On Fri, Sep 12, 2014 at 3:47 AM, Tom Lane <tgl@sss.pgh.pa.us> wrote:
Robert Haas <robertmhaas@gmail.com> writes: > On Thu, Sep 11, 2014 at 7:14 AM, David Rowley <dgrowleyml@gmail.com> wrote: >> 5. I've added a flag to pg_class called relhasfkey. Currently this gets set >> to true when a foreign key is added, though I've added nothing to set it >> back to false again. I notice that relhasindex gets set back to false during >> vacuum, if vacuum happens to find there to not be any indexes on the rel. I >> didn't put my logic here as I wasn't too sure if scanning pg_constraint >> during a vacuum seemed very correct, so I just left out the "setting it to >> false" logic based on the the fact that I noticed that relhaspkey gets away >> with quite lazy setting back to false logic (only when there's no indexes of >> any kind left on the relation at all).
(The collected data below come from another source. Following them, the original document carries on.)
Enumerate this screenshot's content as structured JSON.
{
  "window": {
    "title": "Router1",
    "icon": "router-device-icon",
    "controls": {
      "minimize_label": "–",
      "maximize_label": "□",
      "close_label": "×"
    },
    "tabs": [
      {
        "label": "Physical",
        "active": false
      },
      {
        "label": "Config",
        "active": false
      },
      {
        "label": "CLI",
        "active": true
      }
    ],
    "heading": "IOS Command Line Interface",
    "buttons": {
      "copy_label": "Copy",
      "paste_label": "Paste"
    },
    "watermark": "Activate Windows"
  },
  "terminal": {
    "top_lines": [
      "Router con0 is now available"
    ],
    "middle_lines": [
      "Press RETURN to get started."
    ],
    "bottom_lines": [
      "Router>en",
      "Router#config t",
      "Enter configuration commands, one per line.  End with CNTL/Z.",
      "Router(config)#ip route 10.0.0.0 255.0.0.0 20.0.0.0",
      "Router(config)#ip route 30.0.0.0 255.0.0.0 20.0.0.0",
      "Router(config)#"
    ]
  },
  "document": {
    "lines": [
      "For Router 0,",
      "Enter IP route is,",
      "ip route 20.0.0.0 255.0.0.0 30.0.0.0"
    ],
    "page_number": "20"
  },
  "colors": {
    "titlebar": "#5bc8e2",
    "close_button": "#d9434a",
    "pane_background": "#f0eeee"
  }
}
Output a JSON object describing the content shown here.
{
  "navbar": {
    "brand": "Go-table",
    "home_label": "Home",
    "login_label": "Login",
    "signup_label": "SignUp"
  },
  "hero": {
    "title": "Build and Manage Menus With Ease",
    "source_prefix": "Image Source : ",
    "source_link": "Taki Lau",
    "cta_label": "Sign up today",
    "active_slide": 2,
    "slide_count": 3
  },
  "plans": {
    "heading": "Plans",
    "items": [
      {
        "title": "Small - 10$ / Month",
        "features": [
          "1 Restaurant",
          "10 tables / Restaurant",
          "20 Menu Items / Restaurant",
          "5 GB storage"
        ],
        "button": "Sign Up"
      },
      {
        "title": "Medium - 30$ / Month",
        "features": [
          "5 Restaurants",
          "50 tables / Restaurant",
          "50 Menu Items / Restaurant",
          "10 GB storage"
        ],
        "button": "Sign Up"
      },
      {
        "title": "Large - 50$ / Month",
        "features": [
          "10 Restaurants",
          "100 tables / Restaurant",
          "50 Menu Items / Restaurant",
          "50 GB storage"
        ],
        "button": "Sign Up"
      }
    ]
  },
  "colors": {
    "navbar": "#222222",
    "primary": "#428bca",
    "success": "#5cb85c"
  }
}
> The alternative to resetting the flag somehow is not having it in the > first place. Would that be terribly expensive?
I'd imagine not really expensive. I guess I just thought that it would be a good idea to save from having to bother looking in pg_constraint for foreign keys when none exist. The scan uses pg_constraint_conrelid_index so only would ever see the constraints for the rel being cached/loaded.
The behavior of relhaspkey is a legacy thing that we've tolerated only because nothing whatsoever in the backend depends on it at all. I'm not eager to add more equally-ill-defined pg_class columns.
I guess it's certainly not required. It would be easier to add it later if we decided it was a good idea, rather than having to keep it forever and a day if it's next to useless.